How is the use_partial_data supposed to be applied?
The following line(s) run without error both: data.use_partial_data(sample_pct = .2, seed= 34) OR data = data.use_partial_data(sample_pct = .2, seed= 34)
But the next line throws an error, no matter the approach: data.show_batch(rows=3, figsize=(5,4))
AttributeError: ‘ImageItemList’ object has no attribute ‘show_batch’.
I would like use a subset of the whole dataset to speed up experiments.
You have to set it at the very beginning, before splitting and labelling:
data = ImageItemList.from_folder(path).use_partial_data(sample_pct = .2, seed= 34).random_split_by_pct()…

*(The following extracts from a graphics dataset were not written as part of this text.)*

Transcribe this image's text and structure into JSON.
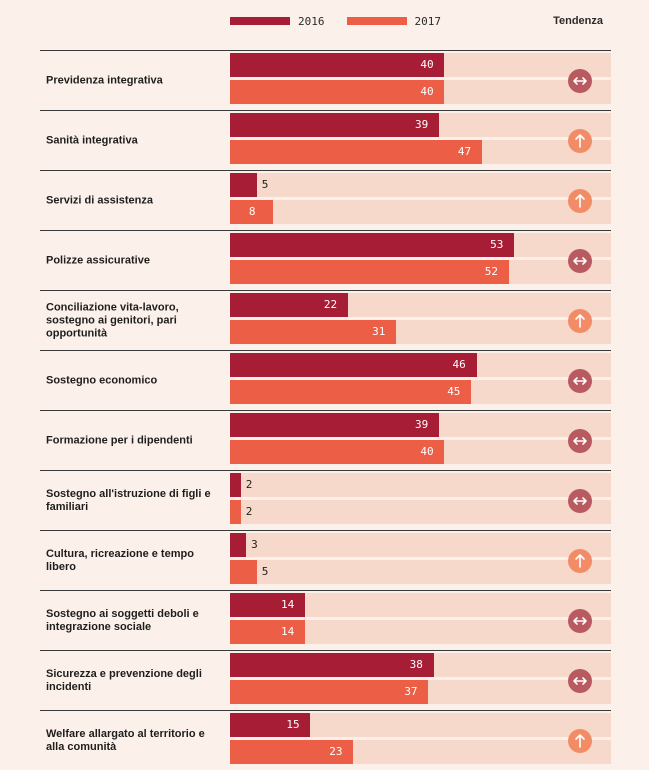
{
  "legend": {
    "series1_label": "2016",
    "series2_label": "2017",
    "trend_header": "Tendenza"
  },
  "colors": {
    "series1": "#a71d35",
    "series2": "#ec5e46",
    "track": "#f7d9cb",
    "trend_stable": "#b95a61",
    "trend_up": "#f28c67"
  },
  "chart_data": {
    "type": "bar",
    "orientation": "horizontal",
    "xlim": [
      0,
      100
    ],
    "grid": false,
    "legend_position": "top",
    "categories": [
      "Previdenza integrativa",
      "Sanità integrativa",
      "Servizi di assistenza",
      "Polizze assicurative",
      "Conciliazione vita-lavoro, sostegno ai genitori, pari opportunità",
      "Sostegno economico",
      "Formazione per i dipendenti",
      "Sostegno all'istruzione di figli e familiari",
      "Cultura, ricreazione e tempo libero",
      "Sostegno ai soggetti deboli e integrazione sociale",
      "Sicurezza e prevenzione degli incidenti",
      "Welfare allargato al territorio e alla comunità"
    ],
    "series": [
      {
        "name": "2016",
        "values": [
          40,
          39,
          5,
          53,
          22,
          46,
          39,
          2,
          3,
          14,
          38,
          15
        ]
      },
      {
        "name": "2017",
        "values": [
          40,
          47,
          8,
          52,
          31,
          45,
          40,
          2,
          5,
          14,
          37,
          23
        ]
      }
    ],
    "trend": [
      "stable",
      "up",
      "up",
      "stable",
      "up",
      "stable",
      "stable",
      "stable",
      "up",
      "stable",
      "stable",
      "up"
    ]
  }
}
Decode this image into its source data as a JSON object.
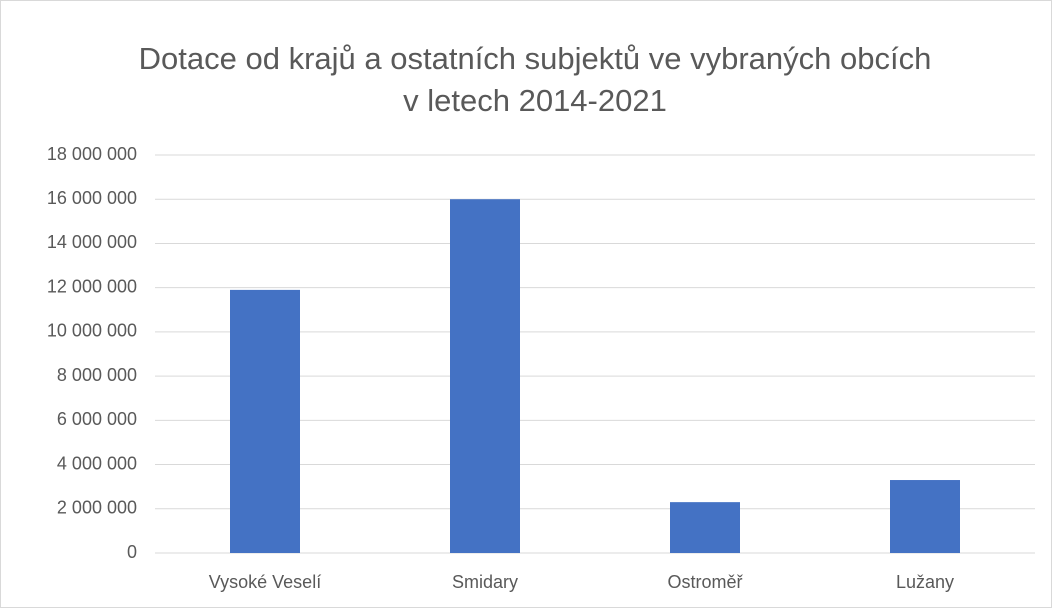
{
  "chart_data": {
    "type": "bar",
    "title": "Dotace od krajů a ostatních subjektů ve vybraných obcích v letech 2014-2021",
    "categories": [
      "Vysoké Veselí",
      "Smidary",
      "Ostroměř",
      "Lužany"
    ],
    "values": [
      11900000,
      16000000,
      2300000,
      3300000
    ],
    "color": "#4472c4",
    "ylim": [
      0,
      18000000
    ],
    "yticks": [
      0,
      {
        "value": 2000000,
        "label": "2 000 000"
      },
      {
        "value": 4000000,
        "label": "4 000 000"
      },
      {
        "value": 6000000,
        "label": "6 000 000"
      },
      {
        "value": 8000000,
        "label": "8 000 000"
      },
      {
        "value": 10000000,
        "label": "10 000 000"
      },
      {
        "value": 12000000,
        "label": "12 000 000"
      },
      {
        "value": 14000000,
        "label": "14 000 000"
      },
      {
        "value": 16000000,
        "label": "16 000 000"
      },
      {
        "value": 18000000,
        "label": "18 000 000"
      }
    ],
    "grid": true
  }
}
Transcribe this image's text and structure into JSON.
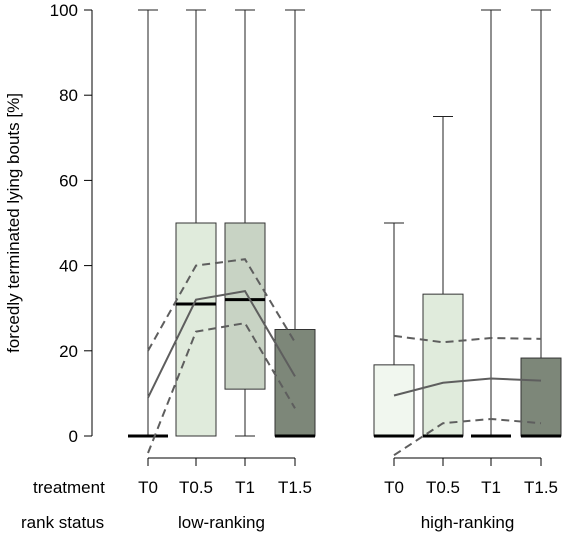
{
  "chart_data": {
    "type": "box",
    "ylabel": "forcedly terminated lying bouts [%]",
    "ylim": [
      0,
      100
    ],
    "yticks": [
      0,
      20,
      40,
      60,
      80,
      100
    ],
    "row_labels": {
      "treatment": "treatment",
      "rank_status": "rank status"
    },
    "groups": [
      {
        "name": "low-ranking",
        "boxes": [
          {
            "treatment": "T0",
            "color": "#f1f7ef",
            "q1": 0,
            "median": 0,
            "q3": 0,
            "whisker_low": 0,
            "whisker_high": 100
          },
          {
            "treatment": "T0.5",
            "color": "#e0ebdc",
            "q1": 0,
            "median": 31,
            "q3": 50,
            "whisker_low": 0,
            "whisker_high": 100
          },
          {
            "treatment": "T1",
            "color": "#c8d3c4",
            "q1": 11,
            "median": 32,
            "q3": 50,
            "whisker_low": 0,
            "whisker_high": 100
          },
          {
            "treatment": "T1.5",
            "color": "#7d8779",
            "q1": 0,
            "median": 0,
            "q3": 25,
            "whisker_low": 0,
            "whisker_high": 100
          }
        ],
        "fit": [
          9,
          32,
          34,
          14
        ],
        "ci_upper": [
          20,
          40,
          41.5,
          22
        ],
        "ci_lower": [
          -4,
          24.5,
          26.5,
          6.5
        ]
      },
      {
        "name": "high-ranking",
        "boxes": [
          {
            "treatment": "T0",
            "color": "#f1f7ef",
            "q1": 0,
            "median": 0,
            "q3": 16.7,
            "whisker_low": 0,
            "whisker_high": 50
          },
          {
            "treatment": "T0.5",
            "color": "#e0ebdc",
            "q1": 0,
            "median": 0,
            "q3": 33.3,
            "whisker_low": 0,
            "whisker_high": 75
          },
          {
            "treatment": "T1",
            "color": "#c8d3c4",
            "q1": 0,
            "median": 0,
            "q3": 0,
            "whisker_low": 0,
            "whisker_high": 100
          },
          {
            "treatment": "T1.5",
            "color": "#7d8779",
            "q1": 0,
            "median": 0,
            "q3": 18.3,
            "whisker_low": 0,
            "whisker_high": 100
          }
        ],
        "fit": [
          9.5,
          12.5,
          13.5,
          13
        ],
        "ci_upper": [
          23.5,
          22,
          23,
          22.8
        ],
        "ci_lower": [
          -4.5,
          3,
          4,
          3
        ]
      }
    ]
  }
}
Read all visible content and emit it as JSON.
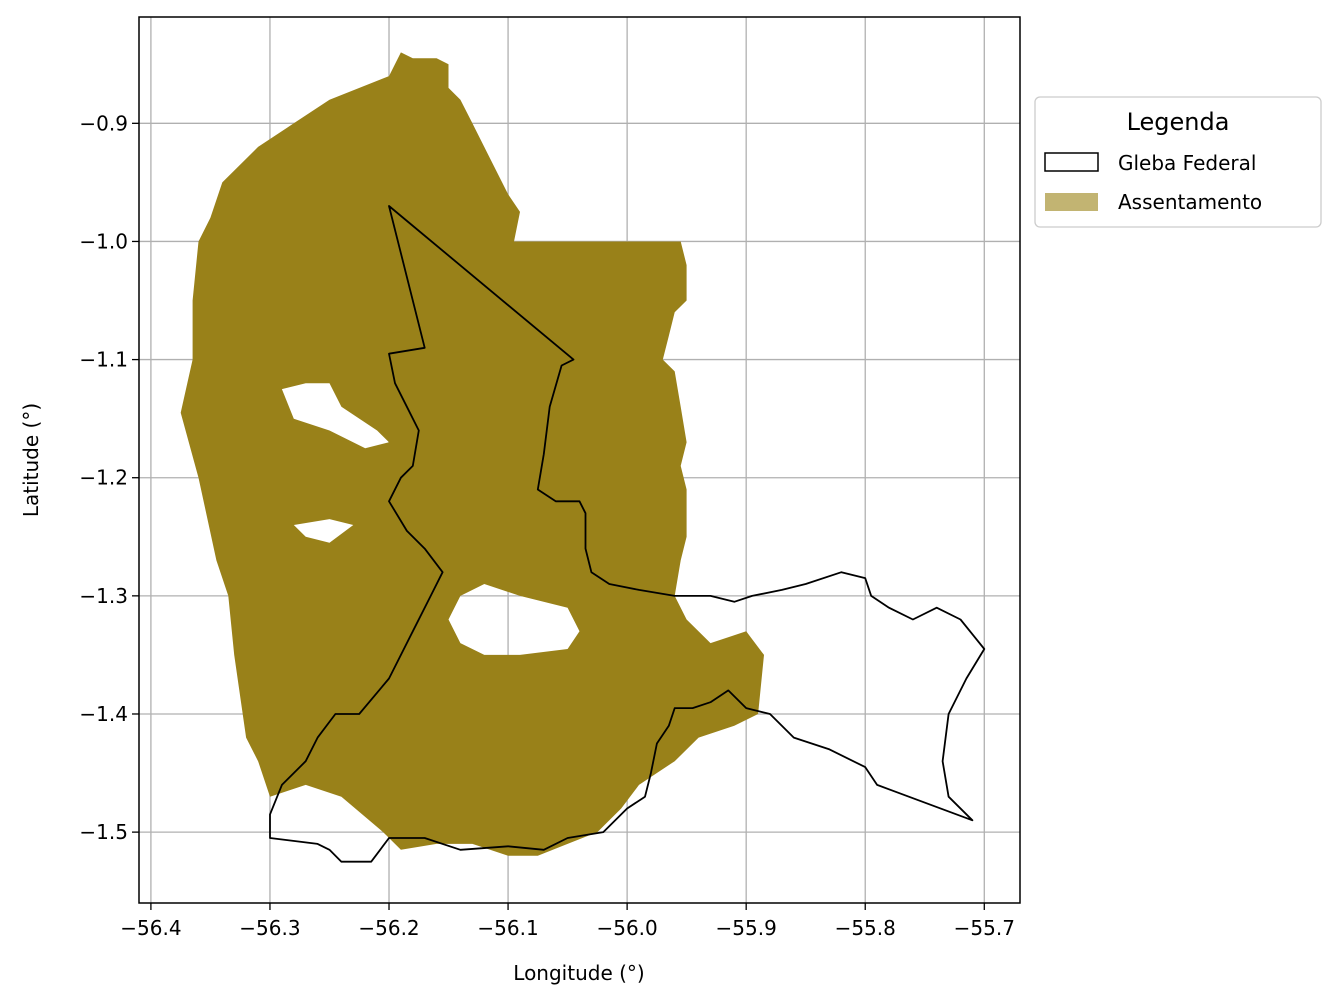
{
  "chart_data": {
    "type": "map",
    "title": "",
    "xlabel": "Longitude (°)",
    "ylabel": "Latitude (°)",
    "xlim": [
      -56.41,
      -55.67
    ],
    "ylim": [
      -1.56,
      -0.81
    ],
    "grid": true,
    "x_ticks": [
      -56.4,
      -56.3,
      -56.2,
      -56.1,
      -56.0,
      -55.9,
      -55.8,
      -55.7
    ],
    "x_tick_labels": [
      "−56.4",
      "−56.3",
      "−56.2",
      "−56.1",
      "−56.0",
      "−55.9",
      "−55.8",
      "−55.7"
    ],
    "y_ticks": [
      -0.9,
      -1.0,
      -1.1,
      -1.2,
      -1.3,
      -1.4,
      -1.5
    ],
    "y_tick_labels": [
      "−0.9",
      "−1.0",
      "−1.1",
      "−1.2",
      "−1.3",
      "−1.4",
      "−1.5"
    ],
    "legend": {
      "title": "Legenda",
      "placement": "outside-upper-right",
      "entries": [
        {
          "label": "Gleba Federal",
          "style": "outline",
          "color": "#000000"
        },
        {
          "label": "Assentamento",
          "style": "fill",
          "color": "#c2b472"
        }
      ]
    },
    "colors": {
      "assentamento_fill": "#998119",
      "gleba_outline": "#000000"
    },
    "layers": {
      "assentamento": [
        [
          [
            -56.19,
            -0.84
          ],
          [
            -56.18,
            -0.845
          ],
          [
            -56.16,
            -0.845
          ],
          [
            -56.15,
            -0.85
          ],
          [
            -56.15,
            -0.87
          ],
          [
            -56.14,
            -0.88
          ],
          [
            -56.13,
            -0.9
          ],
          [
            -56.115,
            -0.93
          ],
          [
            -56.1,
            -0.96
          ],
          [
            -56.09,
            -0.975
          ],
          [
            -56.095,
            -1.0
          ],
          [
            -55.955,
            -1.0
          ],
          [
            -55.95,
            -1.02
          ],
          [
            -55.95,
            -1.05
          ],
          [
            -55.96,
            -1.06
          ],
          [
            -55.965,
            -1.08
          ],
          [
            -55.97,
            -1.1
          ],
          [
            -55.96,
            -1.11
          ],
          [
            -55.955,
            -1.14
          ],
          [
            -55.95,
            -1.17
          ],
          [
            -55.955,
            -1.19
          ],
          [
            -55.95,
            -1.21
          ],
          [
            -55.95,
            -1.25
          ],
          [
            -55.955,
            -1.27
          ],
          [
            -55.96,
            -1.3
          ],
          [
            -55.95,
            -1.32
          ],
          [
            -55.93,
            -1.34
          ],
          [
            -55.9,
            -1.33
          ],
          [
            -55.885,
            -1.35
          ],
          [
            -55.89,
            -1.4
          ],
          [
            -55.91,
            -1.41
          ],
          [
            -55.94,
            -1.42
          ],
          [
            -55.96,
            -1.44
          ],
          [
            -55.99,
            -1.46
          ],
          [
            -56.005,
            -1.48
          ],
          [
            -56.025,
            -1.5
          ],
          [
            -56.05,
            -1.51
          ],
          [
            -56.075,
            -1.52
          ],
          [
            -56.1,
            -1.52
          ],
          [
            -56.13,
            -1.51
          ],
          [
            -56.16,
            -1.51
          ],
          [
            -56.19,
            -1.515
          ],
          [
            -56.205,
            -1.5
          ],
          [
            -56.24,
            -1.47
          ],
          [
            -56.27,
            -1.46
          ],
          [
            -56.3,
            -1.47
          ],
          [
            -56.31,
            -1.44
          ],
          [
            -56.32,
            -1.42
          ],
          [
            -56.33,
            -1.35
          ],
          [
            -56.335,
            -1.3
          ],
          [
            -56.345,
            -1.27
          ],
          [
            -56.36,
            -1.2
          ],
          [
            -56.375,
            -1.145
          ],
          [
            -56.365,
            -1.1
          ],
          [
            -56.365,
            -1.05
          ],
          [
            -56.36,
            -1.0
          ],
          [
            -56.35,
            -0.98
          ],
          [
            -56.34,
            -0.95
          ],
          [
            -56.31,
            -0.92
          ],
          [
            -56.28,
            -0.9
          ],
          [
            -56.25,
            -0.88
          ],
          [
            -56.2,
            -0.86
          ]
        ]
      ],
      "assentamento_holes": [
        [
          [
            -56.29,
            -1.125
          ],
          [
            -56.27,
            -1.12
          ],
          [
            -56.25,
            -1.12
          ],
          [
            -56.24,
            -1.14
          ],
          [
            -56.21,
            -1.16
          ],
          [
            -56.2,
            -1.17
          ],
          [
            -56.22,
            -1.175
          ],
          [
            -56.25,
            -1.16
          ],
          [
            -56.28,
            -1.15
          ]
        ],
        [
          [
            -56.15,
            -1.32
          ],
          [
            -56.14,
            -1.3
          ],
          [
            -56.12,
            -1.29
          ],
          [
            -56.09,
            -1.3
          ],
          [
            -56.05,
            -1.31
          ],
          [
            -56.04,
            -1.33
          ],
          [
            -56.05,
            -1.345
          ],
          [
            -56.09,
            -1.35
          ],
          [
            -56.12,
            -1.35
          ],
          [
            -56.14,
            -1.34
          ]
        ],
        [
          [
            -56.28,
            -1.24
          ],
          [
            -56.25,
            -1.235
          ],
          [
            -56.23,
            -1.24
          ],
          [
            -56.25,
            -1.255
          ],
          [
            -56.27,
            -1.25
          ]
        ]
      ],
      "gleba_federal": [
        [
          [
            -56.2,
            -0.97
          ],
          [
            -56.045,
            -1.1
          ],
          [
            -56.055,
            -1.105
          ],
          [
            -56.065,
            -1.14
          ],
          [
            -56.07,
            -1.18
          ],
          [
            -56.075,
            -1.21
          ],
          [
            -56.06,
            -1.22
          ],
          [
            -56.04,
            -1.22
          ],
          [
            -56.035,
            -1.23
          ],
          [
            -56.035,
            -1.26
          ],
          [
            -56.03,
            -1.28
          ],
          [
            -56.015,
            -1.29
          ],
          [
            -55.99,
            -1.295
          ],
          [
            -55.96,
            -1.3
          ],
          [
            -55.93,
            -1.3
          ],
          [
            -55.91,
            -1.305
          ],
          [
            -55.895,
            -1.3
          ],
          [
            -55.87,
            -1.295
          ],
          [
            -55.85,
            -1.29
          ],
          [
            -55.82,
            -1.28
          ],
          [
            -55.8,
            -1.285
          ],
          [
            -55.795,
            -1.3
          ],
          [
            -55.78,
            -1.31
          ],
          [
            -55.76,
            -1.32
          ],
          [
            -55.74,
            -1.31
          ],
          [
            -55.72,
            -1.32
          ],
          [
            -55.7,
            -1.345
          ],
          [
            -55.715,
            -1.37
          ],
          [
            -55.73,
            -1.4
          ],
          [
            -55.735,
            -1.44
          ],
          [
            -55.73,
            -1.47
          ],
          [
            -55.71,
            -1.49
          ],
          [
            -55.79,
            -1.46
          ],
          [
            -55.8,
            -1.445
          ],
          [
            -55.83,
            -1.43
          ],
          [
            -55.86,
            -1.42
          ],
          [
            -55.88,
            -1.4
          ],
          [
            -55.9,
            -1.395
          ],
          [
            -55.915,
            -1.38
          ],
          [
            -55.93,
            -1.39
          ],
          [
            -55.945,
            -1.395
          ],
          [
            -55.96,
            -1.395
          ],
          [
            -55.965,
            -1.41
          ],
          [
            -55.975,
            -1.425
          ],
          [
            -55.98,
            -1.45
          ],
          [
            -55.985,
            -1.47
          ],
          [
            -56.0,
            -1.48
          ],
          [
            -56.02,
            -1.5
          ],
          [
            -56.05,
            -1.505
          ],
          [
            -56.07,
            -1.515
          ],
          [
            -56.1,
            -1.512
          ],
          [
            -56.14,
            -1.515
          ],
          [
            -56.17,
            -1.505
          ],
          [
            -56.2,
            -1.505
          ],
          [
            -56.215,
            -1.525
          ],
          [
            -56.24,
            -1.525
          ],
          [
            -56.25,
            -1.515
          ],
          [
            -56.26,
            -1.51
          ],
          [
            -56.3,
            -1.505
          ],
          [
            -56.3,
            -1.485
          ],
          [
            -56.29,
            -1.46
          ],
          [
            -56.27,
            -1.44
          ],
          [
            -56.26,
            -1.42
          ],
          [
            -56.245,
            -1.4
          ],
          [
            -56.225,
            -1.4
          ],
          [
            -56.2,
            -1.37
          ],
          [
            -56.18,
            -1.33
          ],
          [
            -56.165,
            -1.3
          ],
          [
            -56.155,
            -1.28
          ],
          [
            -56.17,
            -1.26
          ],
          [
            -56.185,
            -1.245
          ],
          [
            -56.2,
            -1.22
          ],
          [
            -56.19,
            -1.2
          ],
          [
            -56.18,
            -1.19
          ],
          [
            -56.175,
            -1.16
          ],
          [
            -56.185,
            -1.14
          ],
          [
            -56.195,
            -1.12
          ],
          [
            -56.2,
            -1.095
          ],
          [
            -56.17,
            -1.09
          ]
        ]
      ]
    }
  }
}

You should learn how to use the data block API as the factory methods will only get you so far
Here just copy the source code of that factory method to help you.
The data block API seems intuitive. One thing I don’t understand.
My main folder (PATH) containts a ‘train’, ‘valid’ and ‘test’ folder. The labels are in a .csv file (‘labels.csv’) in the same main folder. The .csv file has the filenames without extensions and labels.